Fuck it. Come the weekend, wear it anyway, impress the date and live your life. So long as that garment doesn’t look like it went through the wrong end of a weed whacker, chances are the store is going to take it back — no questions asked.

And it’s all because we live in mother shittin’ America.

According to Quartz, some U.S. companies are increasingly becoming more lax on their return policies than in days past. Though they’ll preach up and down it’s about treating the customers right and how it ‘fits into their mission,’ it’s mainly because Americans are conditioned to receive this type of treatment opposed to other countries. We expect a type of insurance on our goods, especially if we buy them online and can’t experience them physically beforehand.

Companies have no other choice but to concede to our demands.

This is making it so places like Zappos, Staples, REI, Kohl’s and others tout their easy return policies like it’s some sort of one-up on the competition. Because, as they see it, it kind of is. Research recently published by Narayanan Janakiraman, Ryan Freling, and Holly Syrdal in the Journal of Retailing, found that hooking up customers leads to more buying power from them, as well as brand loyalty.

Janakiraman says that similar countries don’t have the same type of policies because they never really had any reason to enact them.
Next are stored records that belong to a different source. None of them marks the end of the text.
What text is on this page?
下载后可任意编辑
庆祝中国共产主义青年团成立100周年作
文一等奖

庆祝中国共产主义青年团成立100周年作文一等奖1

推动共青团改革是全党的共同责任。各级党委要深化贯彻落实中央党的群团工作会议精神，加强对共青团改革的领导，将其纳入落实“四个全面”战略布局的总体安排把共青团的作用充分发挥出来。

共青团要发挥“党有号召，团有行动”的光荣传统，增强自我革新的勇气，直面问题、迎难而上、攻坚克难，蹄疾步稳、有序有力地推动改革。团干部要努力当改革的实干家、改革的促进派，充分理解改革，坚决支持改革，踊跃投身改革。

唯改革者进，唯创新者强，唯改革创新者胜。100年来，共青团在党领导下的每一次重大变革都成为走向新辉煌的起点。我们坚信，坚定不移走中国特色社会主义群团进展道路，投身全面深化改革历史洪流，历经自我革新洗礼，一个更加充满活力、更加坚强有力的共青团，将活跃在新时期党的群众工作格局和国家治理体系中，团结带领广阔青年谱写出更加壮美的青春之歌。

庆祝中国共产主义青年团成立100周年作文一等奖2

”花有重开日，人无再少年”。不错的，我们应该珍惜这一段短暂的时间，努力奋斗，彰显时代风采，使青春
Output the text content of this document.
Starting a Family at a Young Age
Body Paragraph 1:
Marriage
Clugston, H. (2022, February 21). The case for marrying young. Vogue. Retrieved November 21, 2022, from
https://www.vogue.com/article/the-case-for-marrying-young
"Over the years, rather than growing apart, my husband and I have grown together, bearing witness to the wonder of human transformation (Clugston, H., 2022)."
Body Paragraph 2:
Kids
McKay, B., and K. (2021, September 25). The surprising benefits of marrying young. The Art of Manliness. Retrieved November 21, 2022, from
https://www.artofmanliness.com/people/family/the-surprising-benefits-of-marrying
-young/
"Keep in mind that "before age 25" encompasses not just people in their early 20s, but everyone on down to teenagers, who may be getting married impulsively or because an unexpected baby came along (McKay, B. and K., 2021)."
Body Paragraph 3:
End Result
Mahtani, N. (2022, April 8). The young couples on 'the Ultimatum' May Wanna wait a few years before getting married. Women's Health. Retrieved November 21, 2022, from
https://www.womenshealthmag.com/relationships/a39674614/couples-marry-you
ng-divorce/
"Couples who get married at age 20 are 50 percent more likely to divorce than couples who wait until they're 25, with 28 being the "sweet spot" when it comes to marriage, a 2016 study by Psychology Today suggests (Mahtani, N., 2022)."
The U.S. is a massive market, with thousands of companies competing for their share of the pie. Taking things back, regardless of what condition (within reason), quickly became the norm once one or a few stores began doing it to get ahead. Going backwards in that is all but impossible.

Because, you'd likely be reluctant to go back somewhere if the store was rude about returning something, even if it was your fault. Come on, admit it …

Quite a few years back, in my retail years as a teenager, I worked the back end of a large department store in the shipping garage. It wasn’t a bad job, but it wasn’t the best job, either. One of those things you get to pass a summer and get enough of a paycheck to afford a case of Miller High Life and a few movie tickets every so often. Even back then, in the ‘90s, the lax return policy of this company was apparent.

See, we worked with returns all the time. If something were to be taken in that was damaged, we shipped it back to the main office. As this was a store frequented by senior citizens (who seemed to be the most frugal of customers, and also the ones most willing to exploit the process), most of the clothing that would be returned wreaked of old people, and often had strange stains on them.

This happened almost every single day. Yet, the same people who shopped and returned broken goods, were always the ones waiting at the door the next day before we opened. Switching out a $15 t-shirt for them to spend another hundo is a win for a massive company. As I only made $8 an hour, I didn’t see it that way.

But after figuring out I could do it too, I did. The questionable lifehack got me out of more than a few hungry nights in my early-20s. And you know what, I still shop there, even if I’m not exploiting the policies any longer. It's almost like that store is family, like it helped me out when I needed it.

The customer isn’t always right, but keeping them happy is a way to keep us all around. Go on, splurge a little on holiday weekends. You're not as tied to the purchase as you might think.